After casing the safety gravel alleyway a few times, I'd generally work up the courage to go onto the street. Our school system was very pro-safety and I learned how to signal on a bike before I'd learning to ride. So, with arms waving in precise motions, I'd trek out onto the road. Down the hill, down Cedar Street, up the hill, back to the ally. Over and over. When I felt particularly brave and confident, I'd sometimes go one more street down or up. I'd always try to get as much speed as possible heading down the hill. That was the best!
We lived in a house sitting on the top of a slope. Our back yard was level with the house, but our front lawn featured a big dip down the the street as did our drive way. It was great fun to go sledding on the lawn in the winter time and flying down the drive way on bikes in the summer. One such summer afternoon saw me perched on my banana-seated tall-handle-bar-sporting bike at the top of the drive way. I pedaled hard for a few feet to work up momentum before the hill took over. By the end of the driveway, I'd lost control of the pedals and had my legs stretched straight in front of the bike to avoid being ripped apart by the wildly rotating rouge pedals. Completely absorbed with attempting to regain control of my vehicle, I didn't realize that another vehicle was right in front of me until moments before I smashed into its side. It was my neighbor's parked car, pulled next to the curb across the street.

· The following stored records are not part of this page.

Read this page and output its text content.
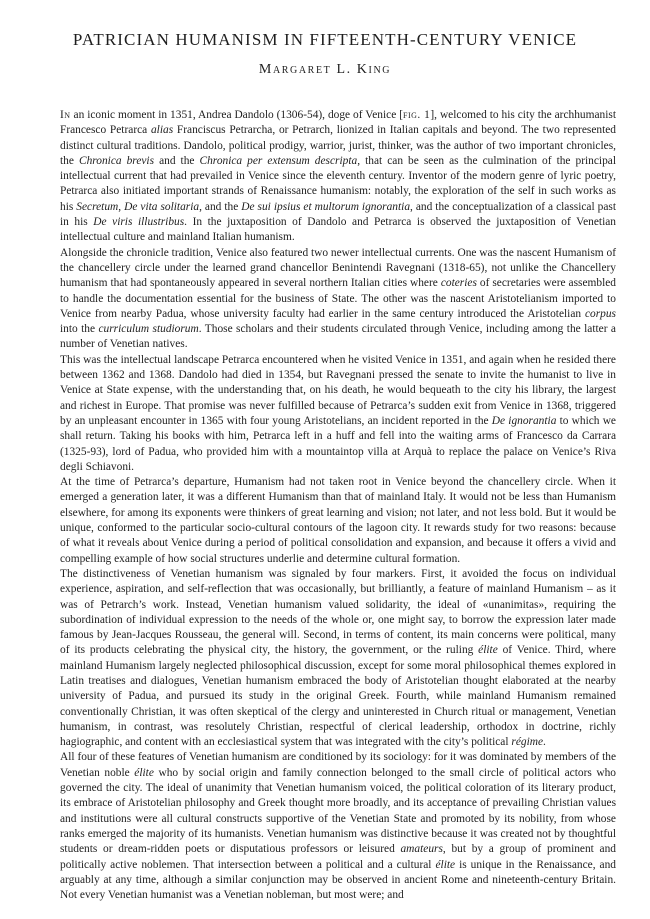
PATRICIAN HUMANISM IN FIFTEENTH-CENTURY VENICE
Margaret L. King

In an iconic moment in 1351, Andrea Dandolo (1306-54), doge of Venice [fig. 1], welcomed to his city the archhumanist Francesco Petrarca alias Franciscus Petrarcha, or Petrarch, lionized in Italian capitals and beyond. The two represented distinct cultural traditions. Dandolo, political prodigy, warrior, jurist, thinker, was the author of two important chronicles, the Chronica brevis and the Chronica per extensum descripta, that can be seen as the culmination of the principal intellectual current that had prevailed in Venice since the eleventh century. Inventor of the modern genre of lyric poetry, Petrarca also initiated important strands of Renaissance humanism: notably, the exploration of the self in such works as his Secretum, De vita solitaria, and the De sui ipsius et multorum ignorantia, and the conceptualization of a classical past in his De viris illustribus. In the juxtaposition of Dandolo and Petrarca is observed the juxtaposition of Venetian intellectual culture and mainland Italian humanism.

Alongside the chronicle tradition, Venice also featured two newer intellectual currents. One was the nascent Humanism of the chancellery circle under the learned grand chancellor Benintendi Ravegnani (1318-65), not unlike the Chancellery humanism that had spontaneously appeared in several northern Italian cities where coteries of secretaries were assembled to handle the documentation essential for the business of State. The other was the nascent Aristotelianism imported to Venice from nearby Padua, whose university faculty had earlier in the same century introduced the Aristotelian corpus into the curriculum studiorum. Those scholars and their students circulated through Venice, including among the latter a number of Venetian natives.

This was the intellectual landscape Petrarca encountered when he visited Venice in 1351, and again when he resided there between 1362 and 1368. Dandolo had died in 1354, but Ravegnani pressed the senate to invite the humanist to live in Venice at State expense, with the understanding that, on his death, he would bequeath to the city his library, the largest and richest in Europe. That promise was never fulfilled because of Petrarca’s sudden exit from Venice in 1368, triggered by an unpleasant encounter in 1365 with four young Aristotelians, an incident reported in the De ignorantia to which we shall return. Taking his books with him, Petrarca left in a huff and fell into the waiting arms of Francesco da Carrara (1325-93), lord of Padua, who provided him with a mountaintop villa at Arquà to replace the palace on Venice’s Riva degli Schiavoni.

At the time of Petrarca’s departure, Humanism had not taken root in Venice beyond the chancellery circle. When it emerged a generation later, it was a different Humanism than that of mainland Italy. It would not be less than Humanism elsewhere, for among its exponents were thinkers of great learning and vision; not later, and not less bold. But it would be unique, conformed to the particular socio-cultural contours of the lagoon city. It rewards study for two reasons: because of what it reveals about Venice during a period of political consolidation and expansion, and because it offers a vivid and compelling example of how social structures underlie and determine cultural formation.

The distinctiveness of Venetian humanism was signaled by four markers. First, it avoided the focus on individual experience, aspiration, and self-reflection that was occasionally, but brilliantly, a feature of mainland Humanism – as it was of Petrarch’s work. Instead, Venetian humanism valued solidarity, the ideal of «unanimitas», requiring the subordination of individual expression to the needs of the whole or, one might say, to borrow the expression later made famous by Jean-Jacques Rousseau, the general will. Second, in terms of content, its main concerns were political, many of its products celebrating the physical city, the history, the government, or the ruling élite of Venice. Third, where mainland Humanism largely neglected philosophical discussion, except for some moral philosophical themes explored in Latin treatises and dialogues, Venetian humanism embraced the body of Aristotelian thought elaborated at the nearby university of Padua, and pursued its study in the original Greek. Fourth, while mainland Humanism remained conventionally Christian, it was often skeptical of the clergy and uninterested in Church ritual or management, Venetian humanism, in contrast, was resolutely Christian, respectful of clerical leadership, orthodox in doctrine, richly hagiographic, and content with an ecclesiastical system that was integrated with the city’s political régime.

All four of these features of Venetian humanism are conditioned by its sociology: for it was dominated by members of the Venetian noble élite who by social origin and family connection belonged to the small circle of political actors who governed the city. The ideal of unanimity that Venetian humanism voiced, the political coloration of its literary product, its embrace of Aristotelian philosophy and Greek thought more broadly, and its acceptance of prevailing Christian values and institutions were all cultural constructs supportive of the Venetian State and promoted by its nobility, from whose ranks emerged the majority of its humanists. Venetian humanism was distinctive because it was created not by thoughtful students or dream-ridden poets or disputatious professors or leisured amateurs, but by a group of prominent and politically active noblemen. That intersection between a political and a cultural élite is unique in the Renaissance, and arguably at any time, although a similar conjunction may be observed in ancient Rome and nineteenth-century Britain. Not every Venetian humanist was a Venetian nobleman, but most were; and
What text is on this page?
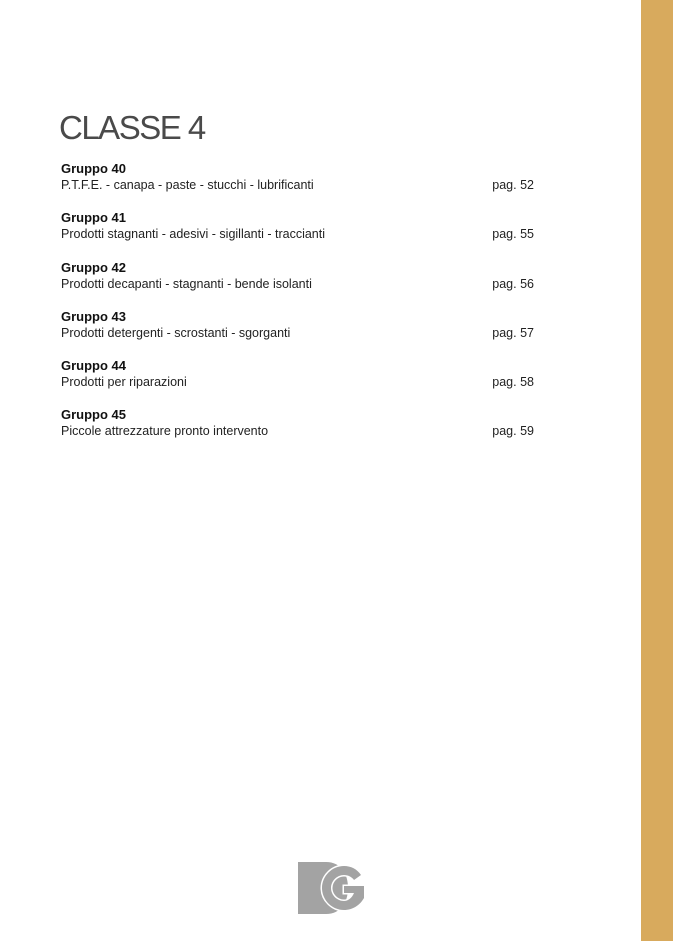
CLASSE 4
Gruppo 40
P.T.F.E. - canapa - paste - stucchi - lubrificanti	pag. 52
Gruppo 41
Prodotti stagnanti - adesivi - sigillanti - traccianti	pag. 55
Gruppo 42
Prodotti decapanti - stagnanti - bende isolanti	pag. 56
Gruppo 43
Prodotti detergenti - scrostanti - sgorganti	pag. 57
Gruppo 44
Prodotti per riparazioni	pag. 58
Gruppo 45
Piccole attrezzature pronto intervento	pag. 59
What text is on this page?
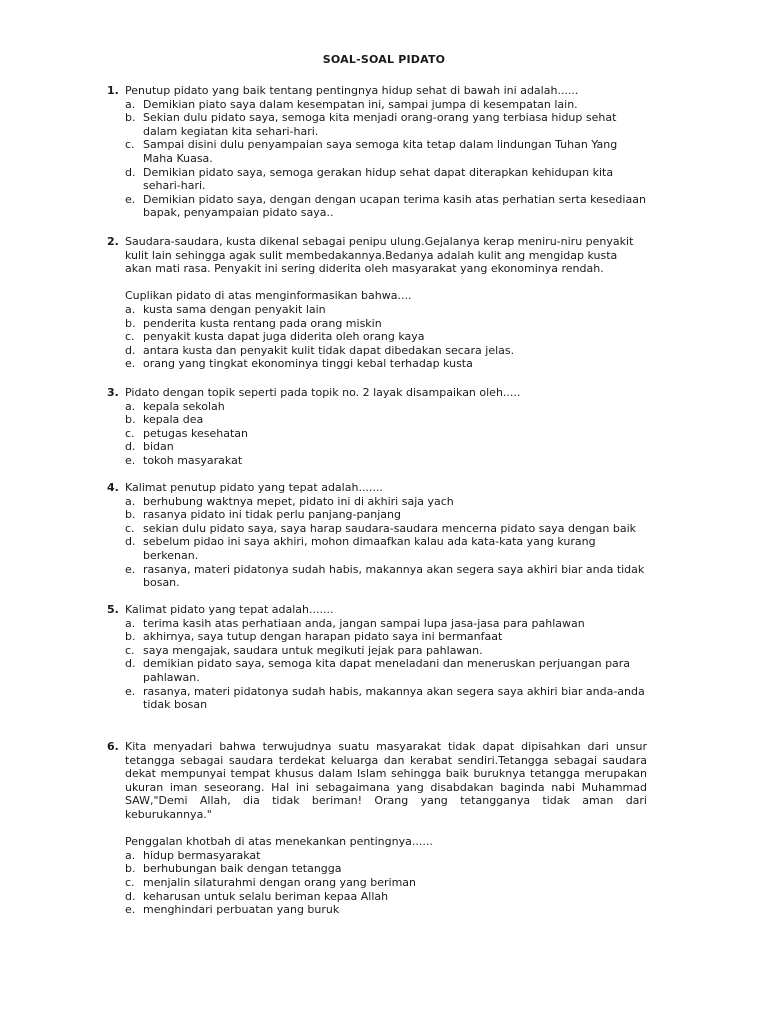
SOAL-SOAL PIDATO
1. Penutup pidato yang baik tentang pentingnya hidup sehat di bawah ini adalah......
a. Demikian piato saya dalam kesempatan ini, sampai jumpa di kesempatan lain.
b. Sekian dulu pidato saya, semoga kita menjadi orang-orang yang terbiasa hidup sehat dalam kegiatan kita sehari-hari.
c. Sampai disini dulu penyampaian saya semoga kita tetap dalam lindungan Tuhan Yang Maha Kuasa.
d. Demikian pidato saya, semoga gerakan hidup sehat dapat diterapkan kehidupan kita sehari-hari.
e. Demikian pidato saya, dengan dengan ucapan terima kasih atas perhatian serta kesediaan bapak, penyampaian pidato saya..
2. Saudara-saudara, kusta dikenal sebagai penipu ulung.Gejalanya kerap meniru-niru penyakit kulit lain sehingga agak sulit membedakannya.Bedanya adalah kulit ang mengidap kusta akan mati rasa. Penyakit ini sering diderita oleh masyarakat yang ekonominya rendah.
Cuplikan pidato di atas menginformasikan bahwa....
a. kusta sama dengan penyakit lain
b. penderita kusta rentang pada orang miskin
c. penyakit kusta dapat juga diderita oleh orang kaya
d. antara kusta dan penyakit kulit tidak dapat dibedakan secara jelas.
e. orang yang tingkat ekonominya tinggi kebal terhadap kusta
3. Pidato dengan topik seperti pada topik no. 2 layak disampaikan oleh.....
a. kepala sekolah
b. kepala dea
c. petugas kesehatan
d. bidan
e. tokoh masyarakat
4. Kalimat penutup pidato yang tepat adalah.......
a. berhubung waktnya mepet, pidato ini di akhiri saja yach
b. rasanya pidato ini tidak perlu panjang-panjang
c. sekian dulu pidato saya, saya harap saudara-saudara mencerna pidato saya dengan baik
d. sebelum pidao ini saya akhiri, mohon dimaafkan kalau ada kata-kata yang kurang berkenan.
e. rasanya, materi pidatonya sudah habis, makannya akan segera saya akhiri biar anda tidak bosan.
5. Kalimat pidato yang tepat adalah.......
a. terima kasih atas perhatiaan anda, jangan sampai lupa jasa-jasa para pahlawan
b. akhirnya, saya tutup dengan harapan pidato saya ini bermanfaat
c. saya mengajak, saudara untuk megikuti jejak para pahlawan.
d. demikian pidato saya, semoga kita dapat meneladani dan meneruskan perjuangan para pahlawan.
e. rasanya, materi pidatonya sudah habis, makannya akan segera saya akhiri biar anda-anda tidak bosan
6. Kita menyadari bahwa terwujudnya suatu masyarakat tidak dapat dipisahkan dari unsur tetangga sebagai saudara terdekat keluarga dan kerabat sendiri.Tetangga sebagai saudara dekat mempunyai tempat khusus dalam Islam sehingga baik buruknya tetangga merupakan ukuran iman seseorang. Hal ini sebagaimana yang disabdakan baginda nabi Muhammad SAW,"Demi Allah, dia tidak beriman! Orang yang tetangganya tidak aman dari keburukannya."
Penggalan khotbah di atas menekankan pentingnya......
a. hidup bermasyarakat
b. berhubungan baik dengan tetangga
c. menjalin silaturahmi dengan orang yang beriman
d. keharusan untuk selalu beriman kepaa Allah
e. menghindari perbuatan yang buruk
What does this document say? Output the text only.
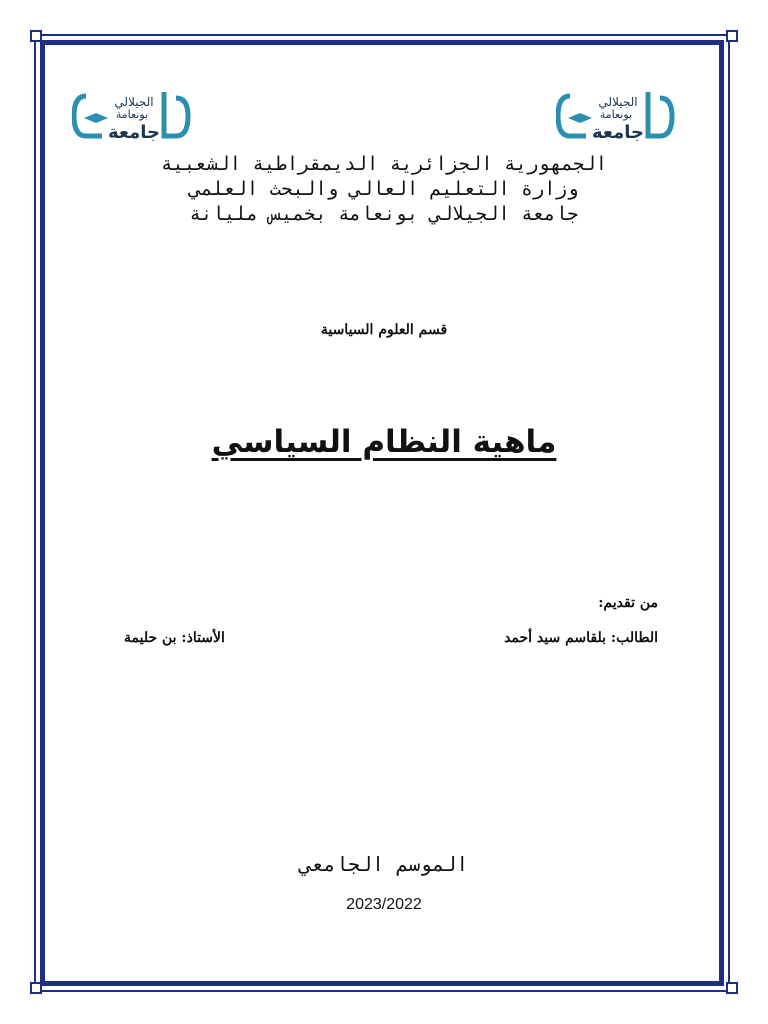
الجيلالي
بونعامة
جامعة
الجيلالي
بونعامة
جامعة
الجمهورية الجزائرية الديمقراطية الشعبية
وزارة التعليم العالي والبحث العلمي
جامعة الجيلالي بونعامة بخميس مليانة
قسم العلوم السياسية
ماهية النظام السياسي
من تقديم:
الطالب: بلقاسم سيد أحمد
الأستاذ: بن حليمة
الموسم الجامعي
2023/2022
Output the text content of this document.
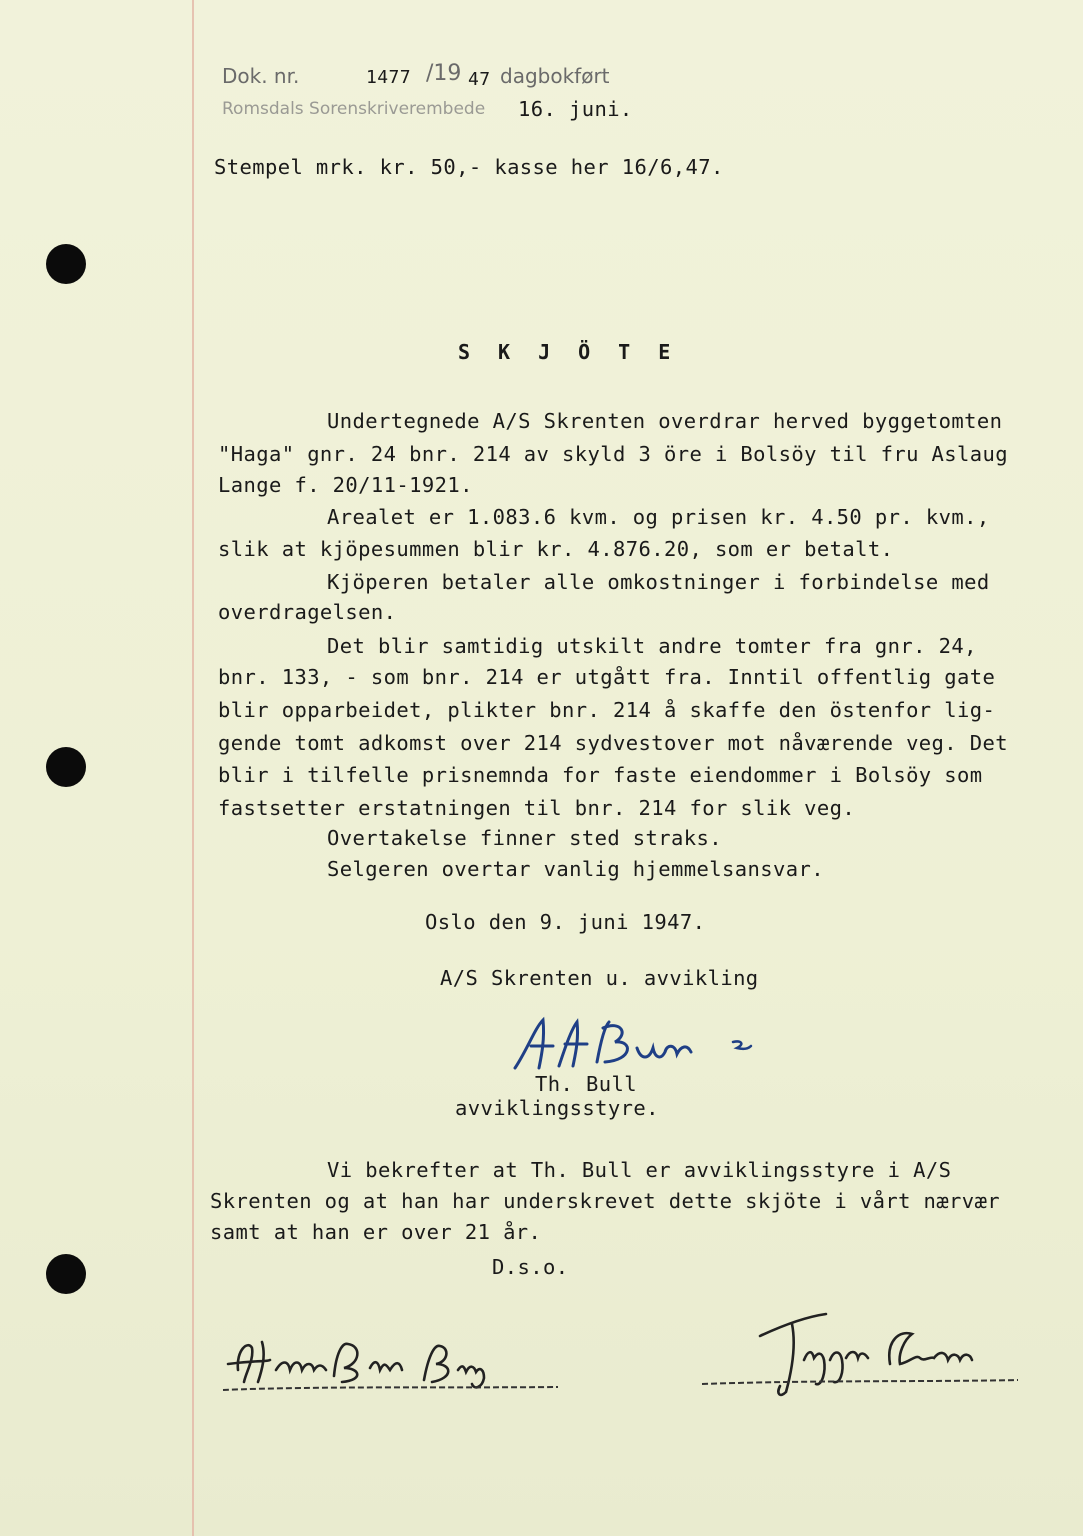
Dok. nr.	1477 /19 47 dagbokført
Romsdals Sorenskriverembede 16. juni.
Stempel mrk. kr. 50,- kasse her 16/6,47.
SKJÖTE
Undertegnede A/S Skrenten overdrar herved byggetomten
"Haga" gnr. 24 bnr. 214 av skyld 3 öre i Bolsöy til fru Aslaug
Lange f. 20/11-1921.
Arealet er 1.083.6 kvm. og prisen kr. 4.50 pr. kvm.,
slik at kjöpesummen blir kr. 4.876.20, som er betalt.
Kjöperen betaler alle omkostninger i forbindelse med
overdragelsen.
Det blir samtidig utskilt andre tomter fra gnr. 24,
bnr. 133, - som bnr. 214 er utgått fra. Inntil offentlig gate
blir opparbeidet, plikter bnr. 214 å skaffe den östenfor lig-
gende tomt adkomst over 214 sydvestover mot nåværende veg. Det
blir i tilfelle prisnemnda for faste eiendommer i Bolsöy som
fastsetter erstatningen til bnr. 214 for slik veg.
Overtakelse finner sted straks.
Selgeren overtar vanlig hjemmelsansvar.
Oslo den 9. juni 1947.
A/S Skrenten u. avvikling
Th. Bull
avviklingsstyre.
Vi bekrefter at Th. Bull er avviklingsstyre i A/S
Skrenten og at han har underskrevet dette skjöte i vårt nærvær
samt at han er over 21 år.
D.s.o.
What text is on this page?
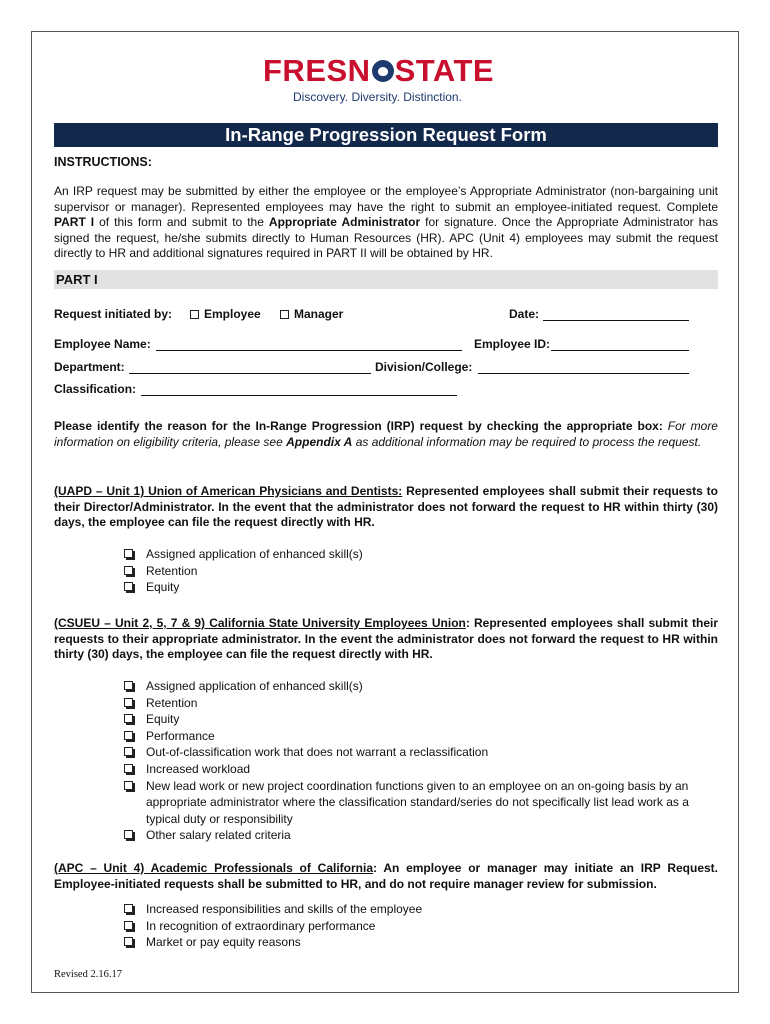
FRESN STATE
Discovery. Diversity. Distinction.
In-Range Progression Request Form
INSTRUCTIONS:
An IRP request may be submitted by either the employee or the employee’s Appropriate Administrator (non-bargaining unit supervisor or manager). Represented employees may have the right to submit an employee-initiated request. Complete PART I of this form and submit to the Appropriate Administrator for signature. Once the Appropriate Administrator has signed the request, he/she submits directly to Human Resources (HR). APC (Unit 4) employees may submit the request directly to HR and additional signatures required in PART II will be obtained by HR.
PART I
Request initiated by:	Employee	Manager	Date:
Employee Name:	Employee ID:
Department:	Division/College:
Classification:
Please identify the reason for the In-Range Progression (IRP) request by checking the appropriate box: For more information on eligibility criteria, please see Appendix A as additional information may be required to process the request.
(UAPD – Unit 1) Union of American Physicians and Dentists: Represented employees shall submit their requests to their Director/Administrator. In the event that the administrator does not forward the request to HR within thirty (30) days, the employee can file the request directly with HR.
Assigned application of enhanced skill(s)
Retention
Equity
(CSUEU – Unit 2, 5, 7 & 9) California State University Employees Union: Represented employees shall submit their requests to their appropriate administrator. In the event the administrator does not forward the request to HR within thirty (30) days, the employee can file the request directly with HR.
Assigned application of enhanced skill(s)
Retention
Equity
Performance
Out-of-classification work that does not warrant a reclassification
Increased workload
New lead work or new project coordination functions given to an employee on an on-going basis by an appropriate administrator where the classification standard/series do not specifically list lead work as a typical duty or responsibility
Other salary related criteria
(APC – Unit 4) Academic Professionals of California: An employee or manager may initiate an IRP Request. Employee-initiated requests shall be submitted to HR, and do not require manager review for submission.
Increased responsibilities and skills of the employee
In recognition of extraordinary performance
Market or pay equity reasons
Revised 2.16.17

I was so grateful for that car!
It stopped me from running into the curb and being thrown from my bike -- which probably would have resulted in a trip to the doctor's office. The rubber on my tall handle bars made contact with the door of the car first, simultaneously spinning me around and slowing me down so that I would bump the vehicle instead of the metal frame of the bike. I left no dent or scratch on the car and came away with only minor bruising and an intense lack of enthusiasm for the remainder of my bike ride, which was very short.
This left an impression on me, though. To be doing something reckless and to be saved -- painfully -- by something best avoided.
Sometimes salvation comes from an unexpected source.